13. A regulator according to claim 1 wherein the concentric sleeve is made from a plastics material.
14. A regulator according to claim 1 wherein:
the concentric sleeve is made from a plastics material;
the knob has associated therewith gradations indicating the selectively adjustable positions for the concentric sleeve.
15. A regulator according to claim 1 wherein the first end has sealing means for sealing the inlet responsive to the poppet being in the closed position.
16. A breathing regulator for use in underwater breathing comprising:
a housing having a breathing chamber and an outlet,
a valve means for enabling travel of air upon demand by a user, the valve means having a body, an inlet, and an outlet, wherein the air travels upon demand by the user through the inlet and outlet of the valve means, and then through the outlet of the housing;
a movable diaphragm means in the housing responsive a user's demand for air;
a venturi assisted air directing means for selectively determining a distance the air travels in the housing from the valve means outlet to the housing outlet, the venturi assisted air directing means comprising:
an opening in the valve means, and
a rotatable concentric sleeve about the valve means body also having an opening therein,
the concentric sleeve having adjustable placement between a first and a second selectable position, the position of the sleeve opening relative to the valve means body opening determining the air travel distance;
the first position of the sleeve opening aligning with the opening in the valve means body and resulting in a shortest travel distance between the valve means body outlet and the housing outlet;
movement of the sleeve opening towards the second position of the sleeve opening taking the sleeve opening out of alignment with the valve means body opening and thereby increasing the air travel distance by inhibiting the free flow of air through the openings.
17. A regulator according to claim 16 wherein the regulator further comprises a rotatable knob located on an exterior of the housing, the concentric sleeve being rotated responsive to rotation of the knob.
18. A regulator according to claim 17 wherein adjustment of the mechanical sleeve via the knob alters the direction of the air either towards or away from the mouthpiece of the valve.
19. A regulator according to claim 18 wherein the concentric sleeve is made from a plastics material.

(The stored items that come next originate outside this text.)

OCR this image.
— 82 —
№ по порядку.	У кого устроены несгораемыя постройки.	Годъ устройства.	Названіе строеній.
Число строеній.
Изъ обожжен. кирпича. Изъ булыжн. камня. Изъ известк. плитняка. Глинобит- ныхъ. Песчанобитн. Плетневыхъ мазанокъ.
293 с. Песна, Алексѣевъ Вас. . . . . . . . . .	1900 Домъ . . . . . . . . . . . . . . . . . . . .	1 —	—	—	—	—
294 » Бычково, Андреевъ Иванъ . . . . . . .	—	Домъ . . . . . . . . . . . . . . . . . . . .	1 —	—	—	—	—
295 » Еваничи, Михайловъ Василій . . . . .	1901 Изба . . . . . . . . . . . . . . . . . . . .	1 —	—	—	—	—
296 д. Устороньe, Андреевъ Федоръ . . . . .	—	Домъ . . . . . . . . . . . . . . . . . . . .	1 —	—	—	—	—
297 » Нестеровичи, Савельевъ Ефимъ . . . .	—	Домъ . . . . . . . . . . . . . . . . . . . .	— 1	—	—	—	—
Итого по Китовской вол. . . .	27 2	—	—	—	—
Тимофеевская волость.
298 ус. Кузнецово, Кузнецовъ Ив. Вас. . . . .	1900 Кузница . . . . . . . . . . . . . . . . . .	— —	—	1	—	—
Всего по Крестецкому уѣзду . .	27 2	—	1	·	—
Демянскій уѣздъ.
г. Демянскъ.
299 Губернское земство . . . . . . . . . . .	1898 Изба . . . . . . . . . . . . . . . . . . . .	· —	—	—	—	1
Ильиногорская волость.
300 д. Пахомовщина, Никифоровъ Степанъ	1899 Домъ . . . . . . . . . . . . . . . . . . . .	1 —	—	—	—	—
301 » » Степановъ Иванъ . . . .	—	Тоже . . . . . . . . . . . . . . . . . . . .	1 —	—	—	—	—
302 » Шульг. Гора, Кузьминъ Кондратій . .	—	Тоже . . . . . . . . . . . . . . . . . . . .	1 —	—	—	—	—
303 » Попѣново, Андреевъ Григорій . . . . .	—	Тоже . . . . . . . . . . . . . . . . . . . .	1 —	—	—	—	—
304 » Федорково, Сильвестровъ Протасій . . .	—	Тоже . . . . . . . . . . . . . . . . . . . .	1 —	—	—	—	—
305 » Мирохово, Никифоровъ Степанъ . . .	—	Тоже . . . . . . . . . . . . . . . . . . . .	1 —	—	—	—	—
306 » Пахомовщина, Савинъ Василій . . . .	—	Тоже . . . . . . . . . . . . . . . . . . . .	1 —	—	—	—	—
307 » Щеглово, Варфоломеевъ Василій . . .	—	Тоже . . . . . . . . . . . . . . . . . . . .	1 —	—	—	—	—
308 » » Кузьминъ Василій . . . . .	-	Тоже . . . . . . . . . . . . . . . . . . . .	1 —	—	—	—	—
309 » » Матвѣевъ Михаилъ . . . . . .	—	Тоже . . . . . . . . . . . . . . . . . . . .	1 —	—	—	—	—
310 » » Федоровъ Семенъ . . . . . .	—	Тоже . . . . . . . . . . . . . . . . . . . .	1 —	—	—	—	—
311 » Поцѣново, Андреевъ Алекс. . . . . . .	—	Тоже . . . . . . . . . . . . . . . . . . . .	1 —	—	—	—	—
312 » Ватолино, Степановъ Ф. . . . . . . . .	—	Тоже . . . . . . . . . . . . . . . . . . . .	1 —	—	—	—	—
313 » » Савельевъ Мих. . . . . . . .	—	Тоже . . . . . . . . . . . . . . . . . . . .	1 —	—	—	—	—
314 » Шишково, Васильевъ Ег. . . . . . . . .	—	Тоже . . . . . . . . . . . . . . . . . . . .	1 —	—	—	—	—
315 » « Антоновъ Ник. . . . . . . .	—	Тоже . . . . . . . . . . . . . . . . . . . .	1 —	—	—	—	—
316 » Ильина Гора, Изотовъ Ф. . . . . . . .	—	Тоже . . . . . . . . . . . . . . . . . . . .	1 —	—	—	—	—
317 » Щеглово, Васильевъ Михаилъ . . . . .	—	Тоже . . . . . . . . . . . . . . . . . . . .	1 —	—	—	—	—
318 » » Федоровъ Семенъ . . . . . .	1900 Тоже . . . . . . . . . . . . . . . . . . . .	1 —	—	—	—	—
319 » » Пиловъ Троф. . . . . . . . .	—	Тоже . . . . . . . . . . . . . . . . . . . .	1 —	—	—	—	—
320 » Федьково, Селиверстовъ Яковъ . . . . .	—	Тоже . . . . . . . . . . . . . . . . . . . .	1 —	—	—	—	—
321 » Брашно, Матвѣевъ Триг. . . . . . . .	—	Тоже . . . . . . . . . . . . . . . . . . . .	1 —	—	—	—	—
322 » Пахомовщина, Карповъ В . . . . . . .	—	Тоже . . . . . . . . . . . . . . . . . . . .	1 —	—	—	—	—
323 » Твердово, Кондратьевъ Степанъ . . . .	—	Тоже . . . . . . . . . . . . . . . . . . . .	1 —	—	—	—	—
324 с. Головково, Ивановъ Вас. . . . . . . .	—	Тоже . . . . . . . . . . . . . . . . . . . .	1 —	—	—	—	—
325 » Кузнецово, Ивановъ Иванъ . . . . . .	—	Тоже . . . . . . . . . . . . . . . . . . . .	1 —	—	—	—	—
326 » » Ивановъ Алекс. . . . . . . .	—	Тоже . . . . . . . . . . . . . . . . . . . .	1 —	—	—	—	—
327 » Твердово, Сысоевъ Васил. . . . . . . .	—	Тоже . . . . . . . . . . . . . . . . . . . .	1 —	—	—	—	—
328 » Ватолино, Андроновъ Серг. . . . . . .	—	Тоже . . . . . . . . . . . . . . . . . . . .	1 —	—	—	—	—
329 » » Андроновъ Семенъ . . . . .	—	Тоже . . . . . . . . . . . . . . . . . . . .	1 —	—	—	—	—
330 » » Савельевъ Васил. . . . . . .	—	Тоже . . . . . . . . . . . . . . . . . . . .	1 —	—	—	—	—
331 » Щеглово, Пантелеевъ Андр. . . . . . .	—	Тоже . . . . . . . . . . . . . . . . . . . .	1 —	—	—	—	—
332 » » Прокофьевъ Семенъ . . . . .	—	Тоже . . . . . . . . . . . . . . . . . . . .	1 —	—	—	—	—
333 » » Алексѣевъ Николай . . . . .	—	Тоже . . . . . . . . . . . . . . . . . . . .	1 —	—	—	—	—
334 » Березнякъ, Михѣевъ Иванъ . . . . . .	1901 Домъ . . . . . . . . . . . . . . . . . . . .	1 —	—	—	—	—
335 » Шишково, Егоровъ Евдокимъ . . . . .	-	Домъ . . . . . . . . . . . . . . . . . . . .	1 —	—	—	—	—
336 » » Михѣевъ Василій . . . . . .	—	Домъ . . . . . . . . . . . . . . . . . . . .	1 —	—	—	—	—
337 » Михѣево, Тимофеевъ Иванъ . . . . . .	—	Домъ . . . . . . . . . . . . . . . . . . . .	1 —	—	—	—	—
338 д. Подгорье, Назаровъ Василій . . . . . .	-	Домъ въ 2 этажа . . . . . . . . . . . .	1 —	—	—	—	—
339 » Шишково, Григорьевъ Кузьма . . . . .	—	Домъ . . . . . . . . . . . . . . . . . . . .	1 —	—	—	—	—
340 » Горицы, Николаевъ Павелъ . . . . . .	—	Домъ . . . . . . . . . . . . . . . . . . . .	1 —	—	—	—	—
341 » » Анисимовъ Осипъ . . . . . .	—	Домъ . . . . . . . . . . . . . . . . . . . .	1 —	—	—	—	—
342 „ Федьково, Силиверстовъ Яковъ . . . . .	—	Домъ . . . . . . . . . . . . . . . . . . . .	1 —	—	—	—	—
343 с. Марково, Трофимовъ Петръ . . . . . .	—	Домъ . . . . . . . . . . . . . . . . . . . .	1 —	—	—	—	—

20. A regulator according to claim 19 wherein the knob has associated therewith gradations indicating the available settings for the concentric sleeve.
This is a continuation of application Ser. No. 07/654,659, filed as PCT/90/00249, Jun. 6, 1990, now abandoned.
The present invention relates to self contained underwater breathing apparatus and more specifically relates to improvements in regulators associated therewith whereby the breathing characteristics in a regulator are altered so as to reduce the inhalation effort required by a user upon demand for air. The alteration in the breathing characteristics is effected according to the present invention by adjustments to the demand valve in the regulator.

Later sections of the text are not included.